この電車では三井君の2つの重大な忘れ物が発覚した。まず、コッヘルごとガスのヘッドを忘れる。大岡山でラジオを忘れたと思って五千円で買ったらウエストポーチから出てくる。ガスのヘッドは私のを貸した。これでは縦走パーティーは敗退かとみんな思った。
さて、茅野で列車が停車した。窓の外は雨が降っている。初川さんが「オレは一度も合宿で雨を降らせたことがないのに。誰だ雨男は」と言っていた。雨男というと車だろうか。初川さんは三井君に八つ当たりしていた。茅野で停車したのは上りの特急が故障したとかである。改札外のトイレに行き、戻ってくるとちょうど発車するところだった。

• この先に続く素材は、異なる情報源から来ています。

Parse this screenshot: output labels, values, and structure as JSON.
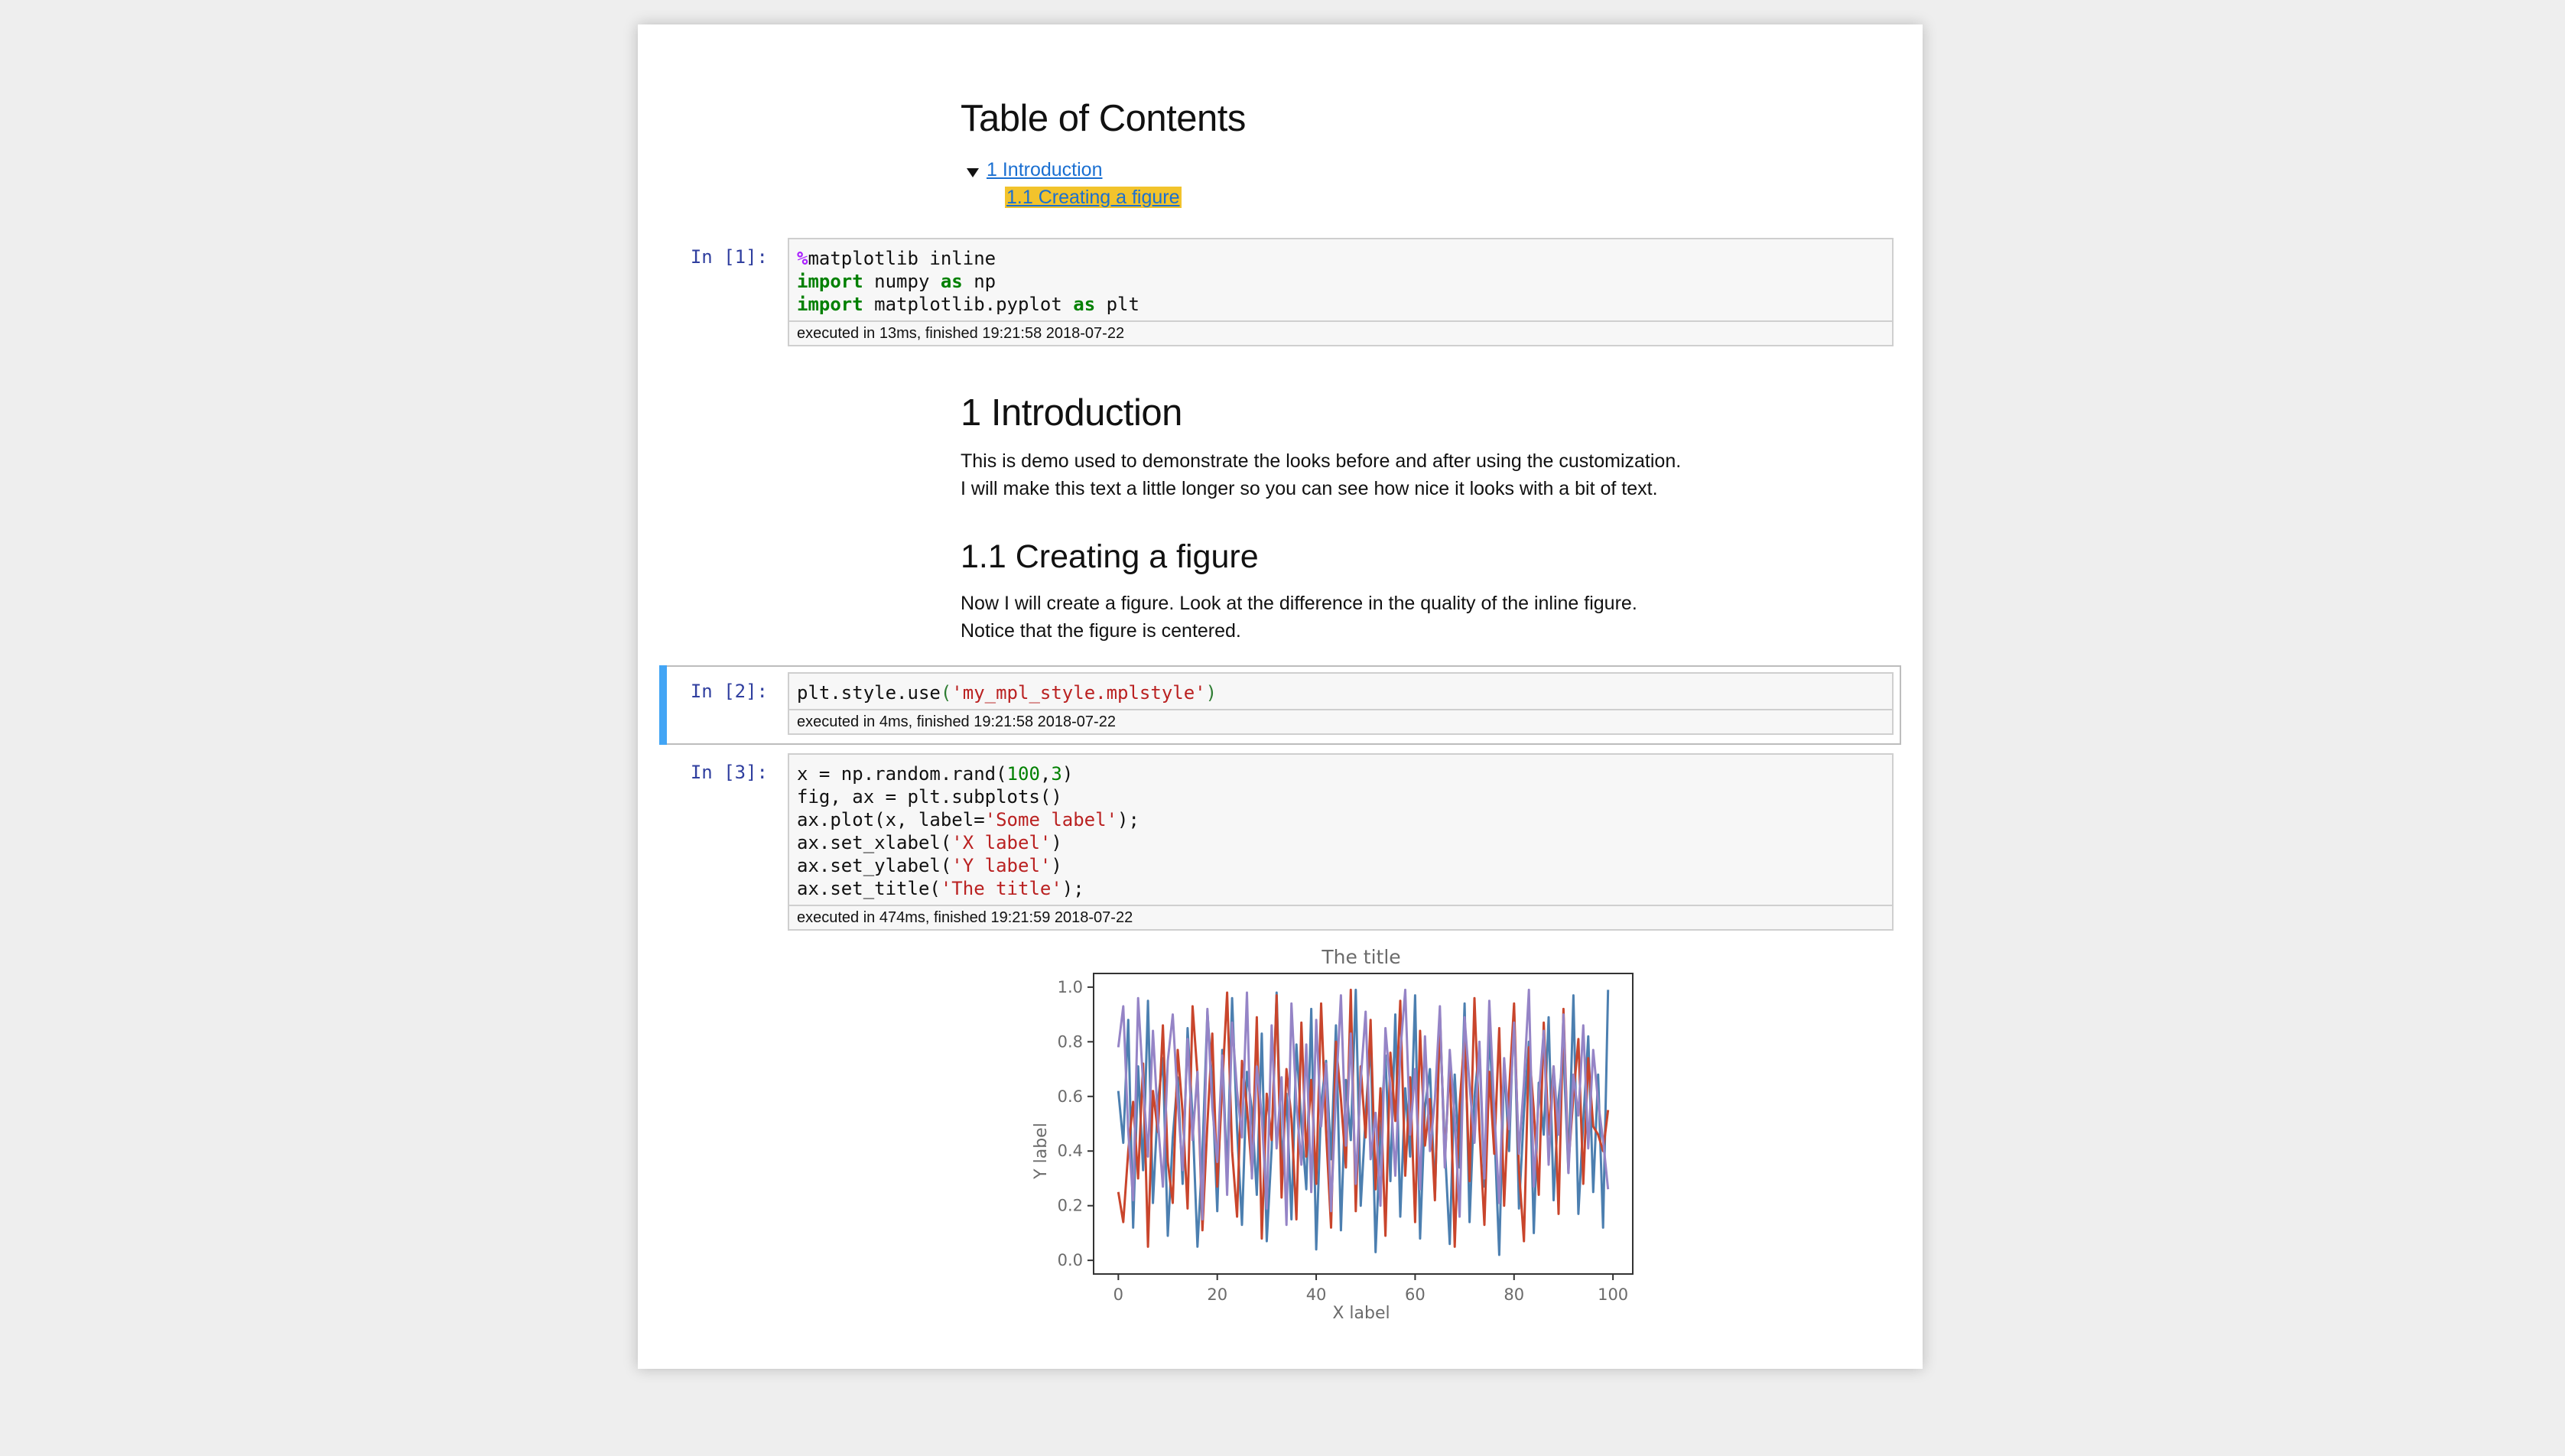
{
  "toc": {
    "title": "Table of Contents",
    "items": [
      {
        "label": "1  Introduction"
      },
      {
        "label": "1.1  Creating a figure"
      }
    ]
  },
  "cells": [
    {
      "prompt": "In [1]:",
      "code": [
        [
          {
            "t": "%",
            "c": "mg"
          },
          {
            "t": "matplotlib inline"
          }
        ],
        [
          {
            "t": "import",
            "c": "kw"
          },
          {
            "t": " numpy "
          },
          {
            "t": "as",
            "c": "kw"
          },
          {
            "t": " np"
          }
        ],
        [
          {
            "t": "import",
            "c": "kw"
          },
          {
            "t": " matplotlib.pyplot "
          },
          {
            "t": "as",
            "c": "kw"
          },
          {
            "t": " plt"
          }
        ]
      ],
      "exec": "executed in 13ms, finished 19:21:58 2018-07-22"
    },
    {
      "prompt": "In [2]:",
      "code": [
        [
          {
            "t": "plt.style.use"
          },
          {
            "t": "(",
            "c": "pn"
          },
          {
            "t": "'my_mpl_style.mplstyle'",
            "c": "st"
          },
          {
            "t": ")",
            "c": "pn"
          }
        ]
      ],
      "exec": "executed in 4ms, finished 19:21:58 2018-07-22"
    },
    {
      "prompt": "In [3]:",
      "code": [
        [
          {
            "t": "x = np.random.rand("
          },
          {
            "t": "100",
            "c": "nm"
          },
          {
            "t": ","
          },
          {
            "t": "3",
            "c": "nm"
          },
          {
            "t": ")"
          }
        ],
        [
          {
            "t": "fig, ax = plt.subplots()"
          }
        ],
        [
          {
            "t": "ax.plot(x, label="
          },
          {
            "t": "'Some label'",
            "c": "st"
          },
          {
            "t": ");"
          }
        ],
        [
          {
            "t": "ax.set_xlabel("
          },
          {
            "t": "'X label'",
            "c": "st"
          },
          {
            "t": ")"
          }
        ],
        [
          {
            "t": "ax.set_ylabel("
          },
          {
            "t": "'Y label'",
            "c": "st"
          },
          {
            "t": ")"
          }
        ],
        [
          {
            "t": "ax.set_title("
          },
          {
            "t": "'The title'",
            "c": "st"
          },
          {
            "t": ");"
          }
        ]
      ],
      "exec": "executed in 474ms, finished 19:21:59 2018-07-22"
    }
  ],
  "intro": {
    "heading": "1  Introduction",
    "lines": [
      "This is demo used to demonstrate the looks before and after using the customization.",
      "I will make this text a little longer so you can see how nice it looks with a bit of text."
    ]
  },
  "figure_section": {
    "heading": "1.1  Creating a figure",
    "lines": [
      "Now I will create a figure. Look at the difference in the quality of the inline figure.",
      "Notice that the figure is centered."
    ]
  },
  "chart_data": {
    "type": "line",
    "title": "The title",
    "xlabel": "X label",
    "ylabel": "Y label",
    "xlim": [
      -5,
      104
    ],
    "ylim": [
      -0.05,
      1.05
    ],
    "xticks": [
      "0",
      "20",
      "40",
      "60",
      "80",
      "100"
    ],
    "yticks": [
      "0.0",
      "0.2",
      "0.4",
      "0.6",
      "0.8",
      "1.0"
    ],
    "x": [
      0,
      1,
      2,
      3,
      4,
      5,
      6,
      7,
      8,
      9,
      10,
      11,
      12,
      13,
      14,
      15,
      16,
      17,
      18,
      19,
      20,
      21,
      22,
      23,
      24,
      25,
      26,
      27,
      28,
      29,
      30,
      31,
      32,
      33,
      34,
      35,
      36,
      37,
      38,
      39,
      40,
      41,
      42,
      43,
      44,
      45,
      46,
      47,
      48,
      49,
      50,
      51,
      52,
      53,
      54,
      55,
      56,
      57,
      58,
      59,
      60,
      61,
      62,
      63,
      64,
      65,
      66,
      67,
      68,
      69,
      70,
      71,
      72,
      73,
      74,
      75,
      76,
      77,
      78,
      79,
      80,
      81,
      82,
      83,
      84,
      85,
      86,
      87,
      88,
      89,
      90,
      91,
      92,
      93,
      94,
      95,
      96,
      97,
      98,
      99
    ],
    "series": [
      {
        "color": "#4c7fb0",
        "values": [
          0.62,
          0.43,
          0.88,
          0.12,
          0.71,
          0.33,
          0.95,
          0.21,
          0.58,
          0.74,
          0.09,
          0.45,
          0.67,
          0.28,
          0.85,
          0.52,
          0.05,
          0.39,
          0.91,
          0.64,
          0.18,
          0.77,
          0.31,
          0.96,
          0.48,
          0.13,
          0.69,
          0.55,
          0.24,
          0.83,
          0.07,
          0.41,
          0.98,
          0.35,
          0.61,
          0.15,
          0.79,
          0.5,
          0.26,
          0.92,
          0.04,
          0.57,
          0.73,
          0.37,
          0.86,
          0.11,
          0.66,
          0.44,
          0.99,
          0.2,
          0.53,
          0.81,
          0.03,
          0.47,
          0.75,
          0.29,
          0.9,
          0.16,
          0.63,
          0.38,
          0.97,
          0.08,
          0.56,
          0.7,
          0.23,
          0.87,
          0.42,
          0.06,
          0.68,
          0.34,
          0.94,
          0.14,
          0.6,
          0.78,
          0.27,
          0.84,
          0.49,
          0.02,
          0.72,
          0.4,
          0.93,
          0.19,
          0.54,
          0.8,
          0.1,
          0.65,
          0.46,
          0.89,
          0.22,
          0.59,
          0.76,
          0.32,
          0.97,
          0.17,
          0.51,
          0.82,
          0.25,
          0.68,
          0.12,
          0.99
        ]
      },
      {
        "color": "#c9452c",
        "values": [
          0.25,
          0.14,
          0.4,
          0.58,
          0.3,
          0.72,
          0.05,
          0.62,
          0.47,
          0.86,
          0.36,
          0.21,
          0.77,
          0.54,
          0.19,
          0.93,
          0.68,
          0.11,
          0.5,
          0.83,
          0.27,
          0.64,
          0.98,
          0.4,
          0.16,
          0.73,
          0.56,
          0.32,
          0.89,
          0.08,
          0.61,
          0.44,
          0.97,
          0.23,
          0.7,
          0.52,
          0.15,
          0.87,
          0.38,
          0.66,
          0.28,
          0.94,
          0.47,
          0.12,
          0.8,
          0.59,
          0.34,
          0.99,
          0.18,
          0.71,
          0.45,
          0.88,
          0.26,
          0.63,
          0.09,
          0.76,
          0.51,
          0.95,
          0.31,
          0.67,
          0.14,
          0.84,
          0.42,
          0.59,
          0.22,
          0.91,
          0.36,
          0.73,
          0.05,
          0.57,
          0.82,
          0.29,
          0.96,
          0.48,
          0.13,
          0.69,
          0.39,
          0.85,
          0.2,
          0.62,
          0.94,
          0.33,
          0.07,
          0.78,
          0.55,
          0.24,
          0.87,
          0.46,
          0.71,
          0.17,
          0.92,
          0.35,
          0.6,
          0.81,
          0.28,
          0.74,
          0.49,
          0.46,
          0.4,
          0.55
        ]
      },
      {
        "color": "#9584c6",
        "values": [
          0.78,
          0.93,
          0.47,
          0.22,
          0.96,
          0.65,
          0.38,
          0.84,
          0.51,
          0.27,
          0.73,
          0.9,
          0.58,
          0.33,
          0.81,
          0.44,
          0.69,
          0.15,
          0.92,
          0.56,
          0.36,
          0.75,
          0.24,
          0.87,
          0.62,
          0.45,
          0.98,
          0.3,
          0.71,
          0.53,
          0.19,
          0.86,
          0.41,
          0.67,
          0.13,
          0.94,
          0.57,
          0.35,
          0.79,
          0.25,
          0.88,
          0.49,
          0.72,
          0.18,
          0.61,
          0.97,
          0.42,
          0.83,
          0.28,
          0.66,
          0.91,
          0.37,
          0.54,
          0.2,
          0.85,
          0.63,
          0.31,
          0.76,
          0.99,
          0.46,
          0.7,
          0.26,
          0.82,
          0.4,
          0.59,
          0.93,
          0.34,
          0.77,
          0.52,
          0.16,
          0.89,
          0.64,
          0.43,
          0.8,
          0.3,
          0.95,
          0.55,
          0.21,
          0.74,
          0.48,
          0.87,
          0.39,
          0.65,
          0.99,
          0.27,
          0.6,
          0.84,
          0.35,
          0.71,
          0.46,
          0.9,
          0.32,
          0.68,
          0.53,
          0.86,
          0.41,
          0.77,
          0.58,
          0.44,
          0.26
        ]
      }
    ]
  }
}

松本に着き、西寄りのホームで電車を待つ。大糸線も松本電鉄も同じはじっこの島式ホームだった。電車を待つ間、永谷君が三井君のザックを蹴っていたら、バックルかなんかが壊れた。縦走パーティーとはここでお別れ。松本電鉄の終電を見送り、大糸線に乗る。初川さんはロングシートに横になっていた。
信濃大町着。車は熟睡したらしく、4回強めにたたいてやっと起きた。たぶん数学の教科書に囲まれた楽園で幸せに勉強していたのだろう。少なくとも山に登る夢ではなかったに違いない。信濃大町で下りたのはもうひとパーティー。6人ほど。少し離れたコンビニに行こうとするとタクシーの運ちゃんが駅のロータリーを出たところで「コンビニつぶれたよ」とていねいに教えてくれた。外は雨も上がり、水たまりを避けて銀マットを敷き寝た。